11 Sep No Mandatory Animal Identification
September 11, 2006
Press Release: Liberty Ark Coalition (426 words)
If Senator Jim Talent, and Congresswoman Jo Ann Emerson, both Missouri lawmakers, get their way, the U.S. Department of Agriculture will be prohibited from implementing any kind of “mandatory” animal identification program. Companion bills introduced in both the House and the Senate, require that “…the Secretary [USDA] shall not implement or carry out, and no Federal funds shall be used to implement or carry out, a National Animal Identification System, or similar requirement, that mandates the participation of livestock owners.”
“This is a real step forward,” said Karin Bergener. “The grassroots community has been working hard to get legislators to pay attention to this intrusive program USDA has been trying to implement.” Bergener, an Ohio Attorney, is also a founding member of the Liberty Ark Coalition’s steering committee. The coalition was formed in April, specifically to generate and coordinate national opposition to this USDA program.
The National Animal Identification System (NAIS), has been under development by the National Institute for Animal Agriculture (NIAA) and the USDA for several years. It was revealed in April, 2005, with a Draft Strategic Plan and Program Standards. The plan called for (1) registration of every premises where a single livestock animal was housed; (2) tagging each animal with an identification device; and (3) reporting of any movement of an animal from the premises within 24 hours.

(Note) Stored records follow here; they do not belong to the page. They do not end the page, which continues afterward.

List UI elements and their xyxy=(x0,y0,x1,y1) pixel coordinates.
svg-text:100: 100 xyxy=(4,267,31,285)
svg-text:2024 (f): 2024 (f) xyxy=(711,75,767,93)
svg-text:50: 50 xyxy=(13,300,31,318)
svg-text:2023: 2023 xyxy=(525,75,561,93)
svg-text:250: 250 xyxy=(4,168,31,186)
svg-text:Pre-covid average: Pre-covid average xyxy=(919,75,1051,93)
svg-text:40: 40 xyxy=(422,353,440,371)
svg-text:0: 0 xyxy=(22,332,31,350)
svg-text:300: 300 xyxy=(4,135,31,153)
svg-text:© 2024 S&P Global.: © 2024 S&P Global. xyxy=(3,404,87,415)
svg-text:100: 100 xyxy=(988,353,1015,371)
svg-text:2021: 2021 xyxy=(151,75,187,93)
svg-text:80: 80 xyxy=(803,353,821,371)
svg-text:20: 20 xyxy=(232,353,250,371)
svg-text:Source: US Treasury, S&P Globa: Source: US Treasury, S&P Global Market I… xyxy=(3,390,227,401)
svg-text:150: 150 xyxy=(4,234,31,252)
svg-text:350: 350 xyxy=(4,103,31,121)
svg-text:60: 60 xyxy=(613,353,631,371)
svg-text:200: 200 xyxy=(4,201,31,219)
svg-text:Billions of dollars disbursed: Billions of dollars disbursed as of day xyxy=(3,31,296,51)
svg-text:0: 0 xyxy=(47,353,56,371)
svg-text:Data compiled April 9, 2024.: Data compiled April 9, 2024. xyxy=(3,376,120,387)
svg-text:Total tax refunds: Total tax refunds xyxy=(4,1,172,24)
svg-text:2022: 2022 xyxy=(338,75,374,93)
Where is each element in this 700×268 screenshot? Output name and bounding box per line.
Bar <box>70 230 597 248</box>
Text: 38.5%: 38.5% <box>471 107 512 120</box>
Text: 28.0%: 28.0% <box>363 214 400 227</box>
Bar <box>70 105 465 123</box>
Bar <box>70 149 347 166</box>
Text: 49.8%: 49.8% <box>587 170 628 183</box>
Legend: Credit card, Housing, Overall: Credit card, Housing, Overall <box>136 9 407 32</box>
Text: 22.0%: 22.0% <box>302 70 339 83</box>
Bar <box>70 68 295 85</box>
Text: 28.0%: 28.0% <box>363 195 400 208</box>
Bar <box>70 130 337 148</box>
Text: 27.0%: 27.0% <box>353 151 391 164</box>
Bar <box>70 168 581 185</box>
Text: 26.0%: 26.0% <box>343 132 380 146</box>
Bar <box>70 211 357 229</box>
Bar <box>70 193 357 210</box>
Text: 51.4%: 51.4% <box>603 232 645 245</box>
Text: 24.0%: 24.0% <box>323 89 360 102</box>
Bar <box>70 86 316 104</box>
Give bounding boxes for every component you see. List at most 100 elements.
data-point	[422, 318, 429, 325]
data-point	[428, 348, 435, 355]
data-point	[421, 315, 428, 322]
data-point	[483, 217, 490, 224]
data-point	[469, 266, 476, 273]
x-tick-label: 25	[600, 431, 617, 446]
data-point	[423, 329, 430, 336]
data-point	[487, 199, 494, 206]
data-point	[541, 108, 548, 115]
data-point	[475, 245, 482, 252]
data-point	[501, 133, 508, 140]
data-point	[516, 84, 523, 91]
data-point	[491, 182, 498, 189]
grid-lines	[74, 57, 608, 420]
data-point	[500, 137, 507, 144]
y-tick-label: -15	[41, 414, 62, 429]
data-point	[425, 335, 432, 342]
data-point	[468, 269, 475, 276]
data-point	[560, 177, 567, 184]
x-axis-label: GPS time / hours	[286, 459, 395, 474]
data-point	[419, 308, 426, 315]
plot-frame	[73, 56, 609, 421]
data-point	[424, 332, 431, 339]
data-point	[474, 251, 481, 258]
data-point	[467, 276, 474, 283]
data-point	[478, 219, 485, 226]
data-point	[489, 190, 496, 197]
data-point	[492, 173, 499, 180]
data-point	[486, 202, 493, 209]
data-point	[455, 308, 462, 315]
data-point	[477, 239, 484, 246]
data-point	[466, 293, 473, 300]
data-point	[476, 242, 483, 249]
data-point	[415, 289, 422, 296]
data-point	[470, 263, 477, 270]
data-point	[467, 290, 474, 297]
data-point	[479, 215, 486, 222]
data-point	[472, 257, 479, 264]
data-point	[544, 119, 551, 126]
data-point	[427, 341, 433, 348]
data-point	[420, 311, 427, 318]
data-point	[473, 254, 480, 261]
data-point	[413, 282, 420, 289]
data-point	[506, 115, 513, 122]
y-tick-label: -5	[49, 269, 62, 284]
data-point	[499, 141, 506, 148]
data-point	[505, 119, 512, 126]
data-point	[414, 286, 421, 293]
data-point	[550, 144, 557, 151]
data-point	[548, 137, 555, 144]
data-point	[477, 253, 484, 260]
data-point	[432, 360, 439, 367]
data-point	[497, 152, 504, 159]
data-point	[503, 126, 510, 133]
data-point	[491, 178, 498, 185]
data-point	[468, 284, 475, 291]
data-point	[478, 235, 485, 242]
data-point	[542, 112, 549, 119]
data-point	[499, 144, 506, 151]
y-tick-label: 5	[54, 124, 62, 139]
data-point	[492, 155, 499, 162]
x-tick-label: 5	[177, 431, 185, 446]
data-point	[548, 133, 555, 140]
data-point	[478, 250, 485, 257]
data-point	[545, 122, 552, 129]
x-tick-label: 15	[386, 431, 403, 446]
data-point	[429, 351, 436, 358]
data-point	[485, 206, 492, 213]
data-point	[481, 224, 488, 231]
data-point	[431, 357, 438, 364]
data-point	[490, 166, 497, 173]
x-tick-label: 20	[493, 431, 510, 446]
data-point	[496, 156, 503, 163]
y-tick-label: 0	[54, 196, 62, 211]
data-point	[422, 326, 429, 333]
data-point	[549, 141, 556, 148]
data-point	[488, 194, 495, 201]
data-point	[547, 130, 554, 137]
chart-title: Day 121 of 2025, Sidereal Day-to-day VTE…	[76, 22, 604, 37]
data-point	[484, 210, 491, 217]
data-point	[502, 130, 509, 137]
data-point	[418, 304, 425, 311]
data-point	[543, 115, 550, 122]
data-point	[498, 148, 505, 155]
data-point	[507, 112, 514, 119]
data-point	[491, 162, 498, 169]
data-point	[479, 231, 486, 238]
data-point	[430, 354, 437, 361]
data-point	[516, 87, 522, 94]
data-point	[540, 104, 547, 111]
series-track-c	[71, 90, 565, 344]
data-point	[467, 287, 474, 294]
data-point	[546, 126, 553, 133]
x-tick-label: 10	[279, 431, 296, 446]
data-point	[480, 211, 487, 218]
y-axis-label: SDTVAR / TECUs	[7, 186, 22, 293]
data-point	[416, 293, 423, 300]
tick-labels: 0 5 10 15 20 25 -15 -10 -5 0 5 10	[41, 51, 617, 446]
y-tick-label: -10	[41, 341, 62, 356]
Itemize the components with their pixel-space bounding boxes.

Originally, this plan was to become mandatory in phases, beginning in 2007 with mandatory premises registration. Grassroots opposition forced the USDA to release an updated plan in April, 2006, that emphasized that the program was “voluntary.” but when pressed by reporters, Secretary of the Department of Agriculture, Mike Johanns, said the USDA had the authority to make the program mandatory if there was less than 100% voluntary participation.

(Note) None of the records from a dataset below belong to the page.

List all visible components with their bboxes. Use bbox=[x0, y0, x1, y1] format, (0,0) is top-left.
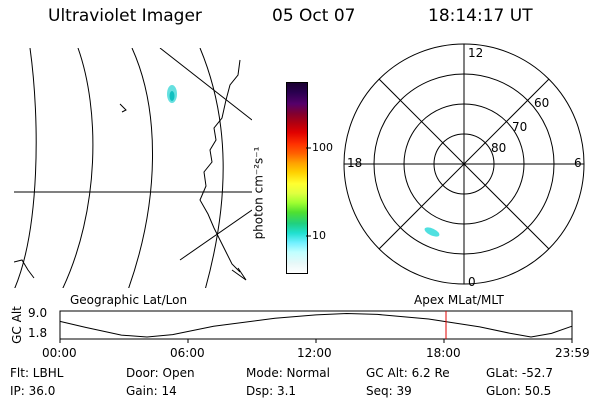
ip-status: IP: 36.0 bbox=[10, 384, 56, 398]
polar-diagonal bbox=[378, 78, 550, 250]
colorbar-tick-label: 10 bbox=[312, 229, 326, 242]
map-grid-arc bbox=[14, 48, 37, 288]
color-scale-bar bbox=[286, 82, 308, 274]
coastline bbox=[119, 103, 127, 113]
instrument-title: Ultraviolet Imager bbox=[48, 6, 202, 26]
map-grid-arc bbox=[128, 48, 153, 288]
lat-80-label: 80 bbox=[491, 141, 507, 155]
filter-status: Flt: LBHL bbox=[10, 366, 64, 380]
altitude-curve bbox=[59, 312, 573, 338]
lat-60-label: 60 bbox=[534, 96, 550, 110]
altitude-tick-top: 9.0 bbox=[28, 306, 48, 320]
geo-longitude-status: GLon: 50.5 bbox=[486, 384, 552, 398]
altitude-plot-frame bbox=[59, 310, 573, 340]
coastline bbox=[14, 259, 35, 279]
geo-latitude-status: GLat: -52.7 bbox=[486, 366, 553, 380]
aurora-spot-core bbox=[169, 91, 175, 101]
polar-ring-60 bbox=[373, 73, 555, 255]
altitude-tick-bottom: 1.8 bbox=[28, 326, 48, 340]
time-tick-1: 06:00 bbox=[170, 346, 205, 360]
time-tick-3: 18:00 bbox=[426, 346, 461, 360]
aurora-spot bbox=[167, 85, 177, 103]
coastline bbox=[231, 267, 247, 281]
map-grid-line bbox=[179, 209, 252, 261]
mlt-0-label: 0 bbox=[468, 275, 476, 289]
altitude-axis-label: GC Alt bbox=[9, 306, 24, 344]
date-label: 05 Oct 07 bbox=[272, 6, 356, 26]
lat-70-label: 70 bbox=[512, 120, 528, 134]
colorbar-unit-label: photon cm⁻²s⁻¹ bbox=[251, 146, 266, 240]
map-grid-line bbox=[159, 48, 252, 121]
mlt-12-label: 12 bbox=[468, 46, 484, 60]
mode-status: Mode: Normal bbox=[246, 366, 330, 380]
time-tick-2: 12:00 bbox=[297, 346, 332, 360]
dsp-status: Dsp: 3.1 bbox=[246, 384, 297, 398]
gain-status: Gain: 14 bbox=[126, 384, 177, 398]
time-tick-4: 23:59 bbox=[555, 346, 590, 360]
polar-ring-70 bbox=[403, 103, 525, 225]
left-panel-label: Geographic Lat/Lon bbox=[70, 293, 188, 307]
mlt-18-label: 18 bbox=[347, 156, 363, 170]
polar-ring-80 bbox=[433, 133, 495, 195]
time-tick-0: 00:00 bbox=[42, 346, 77, 360]
time-label: 18:14:17 UT bbox=[428, 6, 533, 26]
polar-ring-50 bbox=[343, 43, 585, 285]
sequence-status: Seq: 39 bbox=[366, 384, 412, 398]
gc-altitude-status: GC Alt: 6.2 Re bbox=[366, 366, 450, 380]
map-grid-arc bbox=[62, 48, 94, 288]
right-panel-label: Apex MLat/MLT bbox=[414, 293, 504, 307]
polar-aurora-spot bbox=[424, 227, 440, 237]
colorbar-tick-label: 100 bbox=[312, 141, 333, 154]
mlt-6-label: 6 bbox=[574, 156, 582, 170]
coastline bbox=[199, 59, 241, 273]
polar-diagonal bbox=[378, 78, 550, 250]
door-status: Door: Open bbox=[126, 366, 195, 380]
map-grid-arc bbox=[199, 48, 224, 288]
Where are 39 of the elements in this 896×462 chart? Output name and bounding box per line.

The Talent-Emerson bills would prohibit the USDA from making the program mandatory, and they prohibit the use of federal funds to support state identification programs that are mandatory. Wisconsin and Indiana already have mandatory premises registration, and several other states are considering similar programs. Without federal funds, however, these state programs may be in jeopardy.
The Liberty Ark Coalition, organized in April 2006, told the Congressmen that their bills would be supported by the coalition’s 76 organizations, and more than 1100 members in all 50 states. The Coalition conducted “Town Hall” meetings in several states during August, and has launched an education campaign to help livestock owners learn how they could be impacted by both the federal and state programs.